Quando ho visitato la Chiesa di San Leonardo ho parlato con una signora nativa di Brivio. Mi diceva del marito che teneva qualche filare di vite ad uso di famiglia. E’ una zona ben esposta e da sempre adatta a questa coltivazione. Aveva lavorato nell’azienda vinicola dei Villa, grossi commercianti, e proprietari anche fuori regione, con sede nel castello. Mi ha fatto notare la bella immagine della Madonna del latte attribuita ad un allievo di Leonardo. E’ protetta da una cancellata perché, aggiungeva, “gira un po’ di tutto, e sotto il porticato si rintanano giovani di paese e fuori. Tanto più adesso che siamo senza prete dell’Oratorio” e lo dice con un certo sconforto.

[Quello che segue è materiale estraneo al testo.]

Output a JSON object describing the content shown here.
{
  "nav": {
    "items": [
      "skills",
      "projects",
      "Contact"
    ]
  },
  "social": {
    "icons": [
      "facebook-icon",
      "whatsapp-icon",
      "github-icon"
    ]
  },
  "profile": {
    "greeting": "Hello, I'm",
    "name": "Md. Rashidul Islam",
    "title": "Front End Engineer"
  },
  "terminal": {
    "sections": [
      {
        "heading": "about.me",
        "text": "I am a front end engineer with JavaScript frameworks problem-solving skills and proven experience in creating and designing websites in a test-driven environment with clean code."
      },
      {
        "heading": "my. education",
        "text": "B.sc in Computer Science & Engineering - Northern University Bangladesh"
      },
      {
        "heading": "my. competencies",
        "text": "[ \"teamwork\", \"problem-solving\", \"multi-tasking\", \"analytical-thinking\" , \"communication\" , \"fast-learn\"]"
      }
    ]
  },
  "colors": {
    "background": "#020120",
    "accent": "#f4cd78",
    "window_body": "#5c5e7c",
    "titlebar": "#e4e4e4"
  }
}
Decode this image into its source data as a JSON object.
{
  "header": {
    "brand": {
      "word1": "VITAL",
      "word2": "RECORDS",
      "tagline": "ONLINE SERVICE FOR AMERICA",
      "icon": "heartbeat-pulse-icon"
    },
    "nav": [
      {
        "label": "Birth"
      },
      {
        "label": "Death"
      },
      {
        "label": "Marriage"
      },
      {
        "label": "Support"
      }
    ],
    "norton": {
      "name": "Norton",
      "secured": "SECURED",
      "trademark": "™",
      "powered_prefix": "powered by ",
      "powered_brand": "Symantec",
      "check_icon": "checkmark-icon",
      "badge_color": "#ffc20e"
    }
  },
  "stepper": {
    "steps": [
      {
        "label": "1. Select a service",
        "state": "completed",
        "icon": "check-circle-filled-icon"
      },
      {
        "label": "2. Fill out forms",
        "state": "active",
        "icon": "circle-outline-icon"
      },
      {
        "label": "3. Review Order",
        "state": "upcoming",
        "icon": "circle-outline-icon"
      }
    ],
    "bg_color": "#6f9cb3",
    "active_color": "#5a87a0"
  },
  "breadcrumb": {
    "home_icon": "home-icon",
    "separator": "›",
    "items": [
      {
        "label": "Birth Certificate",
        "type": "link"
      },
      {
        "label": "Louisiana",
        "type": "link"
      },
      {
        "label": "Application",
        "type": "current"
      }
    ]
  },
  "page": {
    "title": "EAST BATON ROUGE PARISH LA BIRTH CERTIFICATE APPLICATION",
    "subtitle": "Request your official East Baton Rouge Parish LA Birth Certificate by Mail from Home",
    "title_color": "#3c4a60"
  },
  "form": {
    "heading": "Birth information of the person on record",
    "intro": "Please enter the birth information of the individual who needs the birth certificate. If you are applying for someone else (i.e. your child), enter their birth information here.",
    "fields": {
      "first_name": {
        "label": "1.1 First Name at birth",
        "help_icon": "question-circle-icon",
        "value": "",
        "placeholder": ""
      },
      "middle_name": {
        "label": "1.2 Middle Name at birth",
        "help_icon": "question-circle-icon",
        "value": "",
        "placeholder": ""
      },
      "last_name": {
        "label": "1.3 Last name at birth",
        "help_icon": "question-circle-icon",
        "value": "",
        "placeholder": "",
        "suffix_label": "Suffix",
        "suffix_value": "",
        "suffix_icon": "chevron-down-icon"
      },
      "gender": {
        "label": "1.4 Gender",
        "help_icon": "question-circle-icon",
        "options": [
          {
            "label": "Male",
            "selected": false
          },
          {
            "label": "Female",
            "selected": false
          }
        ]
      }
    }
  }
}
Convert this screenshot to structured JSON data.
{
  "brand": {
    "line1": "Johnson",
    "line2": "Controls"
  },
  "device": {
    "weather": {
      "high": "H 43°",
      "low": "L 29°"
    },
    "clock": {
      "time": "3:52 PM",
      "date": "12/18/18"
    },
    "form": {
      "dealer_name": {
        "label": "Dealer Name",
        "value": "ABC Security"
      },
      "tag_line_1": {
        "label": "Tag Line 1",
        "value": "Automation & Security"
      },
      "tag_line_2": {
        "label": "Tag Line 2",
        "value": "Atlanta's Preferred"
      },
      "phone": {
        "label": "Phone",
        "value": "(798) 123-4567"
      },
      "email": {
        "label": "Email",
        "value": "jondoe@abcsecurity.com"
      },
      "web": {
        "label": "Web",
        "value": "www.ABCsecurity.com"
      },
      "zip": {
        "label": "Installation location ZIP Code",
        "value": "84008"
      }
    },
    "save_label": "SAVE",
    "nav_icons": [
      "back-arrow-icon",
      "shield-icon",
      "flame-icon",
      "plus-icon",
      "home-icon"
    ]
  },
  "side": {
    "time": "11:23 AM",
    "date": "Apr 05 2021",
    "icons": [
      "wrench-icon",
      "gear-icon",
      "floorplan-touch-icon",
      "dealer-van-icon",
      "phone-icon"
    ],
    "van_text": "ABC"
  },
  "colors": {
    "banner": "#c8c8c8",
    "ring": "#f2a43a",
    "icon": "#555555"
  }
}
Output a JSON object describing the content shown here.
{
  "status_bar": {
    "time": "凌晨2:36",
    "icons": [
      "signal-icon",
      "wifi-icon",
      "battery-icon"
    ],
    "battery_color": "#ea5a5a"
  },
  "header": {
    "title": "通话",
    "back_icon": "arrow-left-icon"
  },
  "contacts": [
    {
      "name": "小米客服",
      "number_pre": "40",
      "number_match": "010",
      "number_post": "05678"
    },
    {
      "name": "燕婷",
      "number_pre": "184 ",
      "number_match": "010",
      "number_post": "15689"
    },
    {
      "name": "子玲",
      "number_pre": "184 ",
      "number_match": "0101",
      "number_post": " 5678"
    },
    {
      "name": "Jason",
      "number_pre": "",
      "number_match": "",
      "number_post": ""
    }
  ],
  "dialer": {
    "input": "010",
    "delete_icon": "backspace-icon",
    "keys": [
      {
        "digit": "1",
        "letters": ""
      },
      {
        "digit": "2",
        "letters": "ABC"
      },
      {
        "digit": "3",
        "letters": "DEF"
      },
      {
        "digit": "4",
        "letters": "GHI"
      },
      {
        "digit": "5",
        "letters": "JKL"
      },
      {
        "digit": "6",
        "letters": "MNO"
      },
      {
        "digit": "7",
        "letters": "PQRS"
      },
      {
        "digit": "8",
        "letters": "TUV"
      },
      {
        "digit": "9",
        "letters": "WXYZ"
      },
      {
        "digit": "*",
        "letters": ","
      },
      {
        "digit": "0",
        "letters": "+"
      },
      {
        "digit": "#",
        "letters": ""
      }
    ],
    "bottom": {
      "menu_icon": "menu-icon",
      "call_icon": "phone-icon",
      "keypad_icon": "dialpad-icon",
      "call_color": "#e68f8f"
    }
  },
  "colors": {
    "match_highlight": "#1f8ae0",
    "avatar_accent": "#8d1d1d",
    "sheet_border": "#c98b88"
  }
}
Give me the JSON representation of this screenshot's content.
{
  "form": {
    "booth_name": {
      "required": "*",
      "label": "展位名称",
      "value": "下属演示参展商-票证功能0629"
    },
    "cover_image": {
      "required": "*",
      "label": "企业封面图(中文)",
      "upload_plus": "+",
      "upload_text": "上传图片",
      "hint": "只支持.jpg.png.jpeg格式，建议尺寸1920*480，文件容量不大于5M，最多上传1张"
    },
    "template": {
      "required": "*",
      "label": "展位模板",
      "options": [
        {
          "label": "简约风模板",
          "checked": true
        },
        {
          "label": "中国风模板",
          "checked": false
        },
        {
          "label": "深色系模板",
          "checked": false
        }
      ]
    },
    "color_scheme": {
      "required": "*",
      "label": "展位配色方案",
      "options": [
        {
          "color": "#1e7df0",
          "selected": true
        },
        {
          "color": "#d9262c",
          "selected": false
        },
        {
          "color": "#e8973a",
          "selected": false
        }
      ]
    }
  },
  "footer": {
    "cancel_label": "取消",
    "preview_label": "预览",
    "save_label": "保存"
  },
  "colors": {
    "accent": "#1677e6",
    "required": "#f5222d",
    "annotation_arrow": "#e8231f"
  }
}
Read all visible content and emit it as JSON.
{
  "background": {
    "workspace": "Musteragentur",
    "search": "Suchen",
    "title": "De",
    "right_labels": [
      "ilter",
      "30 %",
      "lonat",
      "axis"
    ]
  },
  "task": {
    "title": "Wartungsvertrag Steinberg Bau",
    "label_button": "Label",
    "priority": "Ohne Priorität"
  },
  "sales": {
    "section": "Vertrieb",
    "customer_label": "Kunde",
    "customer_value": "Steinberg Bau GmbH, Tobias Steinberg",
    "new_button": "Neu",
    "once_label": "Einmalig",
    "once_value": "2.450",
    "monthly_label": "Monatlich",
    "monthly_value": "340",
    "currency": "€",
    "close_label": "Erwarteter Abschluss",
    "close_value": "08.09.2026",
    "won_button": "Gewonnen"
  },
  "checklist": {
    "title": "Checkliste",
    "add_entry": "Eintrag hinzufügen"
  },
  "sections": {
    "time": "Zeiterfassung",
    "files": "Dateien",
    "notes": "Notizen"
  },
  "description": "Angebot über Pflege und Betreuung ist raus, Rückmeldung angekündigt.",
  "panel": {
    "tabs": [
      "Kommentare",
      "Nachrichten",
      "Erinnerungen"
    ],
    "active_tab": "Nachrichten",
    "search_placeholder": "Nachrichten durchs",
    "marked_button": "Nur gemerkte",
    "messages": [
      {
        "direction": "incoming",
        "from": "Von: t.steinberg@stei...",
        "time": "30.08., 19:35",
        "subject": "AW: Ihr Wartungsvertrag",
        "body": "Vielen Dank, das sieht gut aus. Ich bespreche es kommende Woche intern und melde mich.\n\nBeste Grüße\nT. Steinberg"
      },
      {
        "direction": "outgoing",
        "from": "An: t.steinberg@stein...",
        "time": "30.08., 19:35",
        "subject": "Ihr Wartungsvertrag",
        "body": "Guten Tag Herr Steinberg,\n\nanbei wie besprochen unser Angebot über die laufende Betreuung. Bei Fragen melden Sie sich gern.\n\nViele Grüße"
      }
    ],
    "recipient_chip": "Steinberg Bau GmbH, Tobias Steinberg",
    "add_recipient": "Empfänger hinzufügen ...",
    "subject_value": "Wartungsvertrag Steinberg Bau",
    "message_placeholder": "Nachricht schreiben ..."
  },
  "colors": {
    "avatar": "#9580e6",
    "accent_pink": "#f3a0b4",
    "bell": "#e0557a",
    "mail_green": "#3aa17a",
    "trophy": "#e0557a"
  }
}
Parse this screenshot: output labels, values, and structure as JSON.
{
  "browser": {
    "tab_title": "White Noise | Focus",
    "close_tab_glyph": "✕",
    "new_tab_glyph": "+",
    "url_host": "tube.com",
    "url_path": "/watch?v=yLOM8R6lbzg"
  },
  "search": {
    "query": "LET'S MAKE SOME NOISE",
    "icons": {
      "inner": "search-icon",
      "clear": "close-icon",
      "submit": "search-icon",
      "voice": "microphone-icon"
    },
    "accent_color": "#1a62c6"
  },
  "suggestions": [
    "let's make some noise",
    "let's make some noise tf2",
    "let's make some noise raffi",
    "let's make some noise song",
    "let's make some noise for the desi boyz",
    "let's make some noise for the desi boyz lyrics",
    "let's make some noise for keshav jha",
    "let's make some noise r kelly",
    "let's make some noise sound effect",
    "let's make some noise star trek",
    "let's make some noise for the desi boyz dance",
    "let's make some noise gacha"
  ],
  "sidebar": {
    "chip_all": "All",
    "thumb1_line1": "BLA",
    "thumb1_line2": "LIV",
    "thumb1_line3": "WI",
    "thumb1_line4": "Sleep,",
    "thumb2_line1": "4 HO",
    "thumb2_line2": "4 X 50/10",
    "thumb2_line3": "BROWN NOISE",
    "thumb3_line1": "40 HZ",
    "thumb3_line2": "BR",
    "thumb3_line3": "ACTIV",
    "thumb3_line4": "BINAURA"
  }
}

San Carlo in occasione di una delle famose visite aveva fatto delle raccomandazioni, che allora significavano ordini. L’altare di San Mamete andava tolto, scoraggiata la devozione anche perché incerta la sua origine storica. A lui si rivolgevano le partorienti o chi invocava una gravidanza dando adito a superstizioni e esagerazioni. La Chiesa faceva fatica a controllare il mondo femminile, il corpo e la sessualità. Inoltre era impegnata, dopo il Concilio di Trento, di cui San Carlo era un paladino, a combattere il protestantesimo dilagante e non voleva prestare il fianco alle accuse. Ma la statua di San Mamete è rimasta, a lato, nella cappella dell’Addolorata.
“Il nostro prevosto è rimasto solo e deve correre anche a Beverate”. Pensare che secoli addietro la Chiesa di Brivio era chiesa di riferimento (pieve) per tutta la zona, da Merate ad Airuno, e in grado di sostenere 12 canonici. La Parrocchiale, ripetutamente rifatta e ampliata, è dedicata ai Santi Sisinio Martirio. Non si tratta,riguardo a quest’ultimo, del martire di Bergamo. Sono Santi che vengono dalla Val di Non in Trentino, chissà come arrivati qua.